Sutton
It was Sunday, which meant libraries were shut and art galleries were overrun with tourists. But I needed a place to think—somewhere to calm my rising anxiety over my next steps with work and with Jacob. I wasn’t sure there was a next step with Jacob, but I needed to clear my head to be sure.
I was on a mission to find myself a rowing boat to lie in.
The conversation with Parker and Tristan had helped me realize I needed to understand that my background didn’t make me a worse doctor. And that I shouldn’t care what people thought. I wasn’t fully on board that ship, but I was staring at the gangplank—it was a start. The thought that Jacob might be waiting for me on the other side was enough for me to want to commit to believing in myself more. I’d get there. I always did.
I just couldn’t see Jacob giving up what he needed for me.
I needed to figure out a way through for him. Maybe the rowing boat would help.
The forecast had said it was going to rain all day, but the blue sky and bright sun proved the weathermen wrong. I’d slipped on my favorite summer dress—blue and white striped with blue puffy sleeves—and taken the bus to Hyde Park. It was the only place I could remember seeing rowing boats in London—on the Serpentine.
People were probably going to think I’d lost it when I wanted to take out a boat by myself. The emergency services were probably going to get called when I pulled in the oars and lay down, but I didn’t care. The people around would all be strangers. They wouldn’t dictate my day. It would be good training for me.

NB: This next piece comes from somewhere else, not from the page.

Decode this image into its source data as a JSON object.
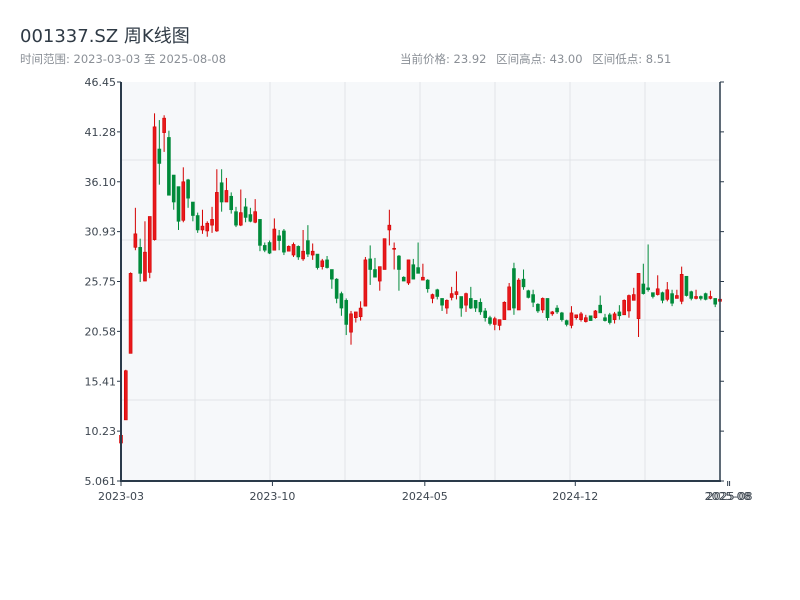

As I came down the knoll by the boat hire station, I couldn’t help but smile at the smattering of pedalos and rowing boats across the water. People enjoying the weather with their lovers and friends and children. Everyone was having so much fun and didn’t seem to be thinking too much about anything at all.
I took a seat on the grass and enjoyed the view. There was a couple drinking champagne in one boat. What were they celebrating? An engagement? A first date? Three girlfriends were in another boat, organized like an Olympic team.
The pedalos seemed to be less cause for shrieks and laughter. The peddlers were far more sedate, without the need to coordinate the oars and the direction of their boats. The entire scene reminded me a little of Norfolk and the Cove family—noisy and all over the place, but full of fun.
One boat had obviously come untied from the side and had drifted, captainless, toward the bank nearest me. Someone needed to rescue that boat.
Just as I was wondering whether I should report it, a man sat up in the boat. He’d been there all along, lying down out of sight.
My heart began to clatter in my ribcage and my breath caught in my throat. I knew that short, blonde hair and tanned skin.
It couldn’t be, could it?
I stood, as if height was going to give me a better look, when the man in the boat turned his head and looked straight at me.
No mistaking those blue eyes or the gaze that told me he knew me better than I knew myself.
We locked eyes and I waved.
How was he here?
Why was he here?
Without thinking, I started walking toward him like I was a magnet and he was my north.
He stood, but the boat wobbled and he sat again, picked up the oars and began rowing toward the boat drop-off point. I followed the outline of the bank to meet him.